Pablo Motos and the “scam” of cellular regeneration for 375 euros per session: the experts speak

“It’s a lie like a house.” This is how categorical the specialized scientists are about the new ‘discovery’ of Pablo Motos, the cell regeneration machine. The presenter, who spent the Easter holidays in an exclusive beauty and wellness center, presented it last Thursday through his social networks as the solution to natural aging: “I’ve been looking for a machine for months and I’ve finally found it, and in Spain too. It seems like science fiction. I’ll tell you about it. The feeling is super pleasant”said the presenter.

It is in the Sha Wellness clinic in Altea. In the video, Dr. Anna Baeza explains that the operation of the machine is based on “taking the air from the room and converting it into cold atmospheric plasma” that gives up electrons and protons to our body so that the cell generates more energy, stimulates the vagus nerve to fight chronic stress and act on aging by fighting free radicals. A treatment that costs a whopping 375 euros for a 50-minute session and of which they recommend a minimum of four sessions.

The first criticisms came from Internet users themselves: “How foolish it is to get money from the rich”, “How irresponsible it is to deceive from your position as a famous person”, “Let’s see, Pablo… You’ve been scammed…”, “Every day you remind me more of Michael Jackson”…Then they arrived those of the Minister of Health and the experts. According to researcher Manuel Ruiz, all this “smells like thymus”: “The claim that a machine can improve cellular energy by supplying electrons to the transport chain and at the same time neutralizing free radicals seems suspicious and smells like a scam. If it worked by increasing the electron transport chain, this would probably generate more radicals instead of neutralizing them. That is, it would do the opposite by increasing oxidative stress. Consequently, it sounds more like a hoax than a genuine solution for health,” he wrote.

Other colleagues support him: “That, breathing plasma and being in a room with many electrons or protons, helps your body make more ATP (the molecules that are the source of energy for cells) is a lie like a house.” “said Guillermo López Lluch, professor of the Department of Physiology, Anatomy and Cellular Biology of the Pablo de Olavide University, in The Spanish. “This energy can be mobilized more quickly. It doesn’t make much sense to energize the cells.” The professor, who is also a researcher on antioxidant systems in aging at the Andalusian Center for Developmental Biology, adds: “A lot of atrocities are done in the world of aging. Athletes and celebrities are very prone to buying this type of messages with a lot of pseudoscientific verbiage.”

Experts agree that the effect of these techniques has more to do with placebo and suggestion than with science. From the Association to Protect Patients from Pseudoscientific Therapies (Apetp) they affirm: “What Dr. Anna Baeza Román says It’s pure pseudoscientific nonsense. and his ‘rejuvenating’ machine has not been scientifically proven.
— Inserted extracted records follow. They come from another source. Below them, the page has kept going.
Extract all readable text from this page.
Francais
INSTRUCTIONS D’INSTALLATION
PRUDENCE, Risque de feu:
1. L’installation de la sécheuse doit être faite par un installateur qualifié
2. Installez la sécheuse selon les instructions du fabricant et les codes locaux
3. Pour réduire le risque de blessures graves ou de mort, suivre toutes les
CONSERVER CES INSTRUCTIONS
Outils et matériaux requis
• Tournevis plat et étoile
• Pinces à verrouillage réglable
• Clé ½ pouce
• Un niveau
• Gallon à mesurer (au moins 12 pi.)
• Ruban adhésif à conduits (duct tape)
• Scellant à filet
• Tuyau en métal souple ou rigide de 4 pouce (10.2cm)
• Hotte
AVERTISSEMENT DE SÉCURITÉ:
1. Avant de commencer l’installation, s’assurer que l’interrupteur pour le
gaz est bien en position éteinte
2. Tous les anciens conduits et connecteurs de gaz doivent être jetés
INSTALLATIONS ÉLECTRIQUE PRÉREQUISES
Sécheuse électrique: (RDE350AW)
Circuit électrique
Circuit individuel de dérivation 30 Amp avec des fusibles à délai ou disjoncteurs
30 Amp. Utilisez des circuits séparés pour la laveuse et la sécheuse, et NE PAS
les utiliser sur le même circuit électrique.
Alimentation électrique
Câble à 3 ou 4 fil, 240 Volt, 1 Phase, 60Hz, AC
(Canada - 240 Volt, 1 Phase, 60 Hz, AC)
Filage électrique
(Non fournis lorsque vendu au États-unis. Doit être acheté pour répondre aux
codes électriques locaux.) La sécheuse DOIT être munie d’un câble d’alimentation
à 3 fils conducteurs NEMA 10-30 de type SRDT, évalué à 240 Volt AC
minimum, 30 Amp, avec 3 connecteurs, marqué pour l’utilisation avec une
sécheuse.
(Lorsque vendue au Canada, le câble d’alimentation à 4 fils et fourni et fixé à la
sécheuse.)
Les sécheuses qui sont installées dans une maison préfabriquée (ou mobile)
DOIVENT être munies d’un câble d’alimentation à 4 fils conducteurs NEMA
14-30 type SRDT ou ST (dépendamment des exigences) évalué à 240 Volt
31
In fact, the supposed mechanism of action that it explains has no plausibility of being real.”

Studies on cell regeneration

The Sha Wellness clinic explains that “with several sessions of this therapy, an electromagnetic field is created that reorganizes the cellular charge and increases the energy, health and longevity of the cells.” Cold atmospheric plasma technology generates “a stream of molecules that improve the nervous system, increase serotonin and dopamine, reduce cortisol, stimulate melatonin, vitamin D production and increase cellular voltage and mitochondrial health.” They claim that, in this way, “vital energy” significantly increases and although this therapy “does not cure diseases” good results have been observed “as an adjuvant treatment of cancer.”

However, the studies The existing data on the subject are not conclusive: some speak of skin regeneration by applying cold plasma directly to the skin (not by breathing it in the air) and others note an improvement in skin microcirculation after a discharge due to an increase in blood saturation. oxygen and cutaneous circulatory flow with two peaks after treatment (but does not speak of regeneration).

The doctoral thesis of Jose Baeza Oliete, presented in 2020 at the University of Valencia and collected in the Dialnet scientific research portal, explains that cold plasma has applications in medicine that are applied in the disinfection and sterilization of materials, not cell regeneration. Its use in oncology is also being investigated, with no approved treatment currently available. According to this text, the human body does not take electrons or protons from a plasma outside it, but rather the ATP molecule is produced as a result of cellular respiration.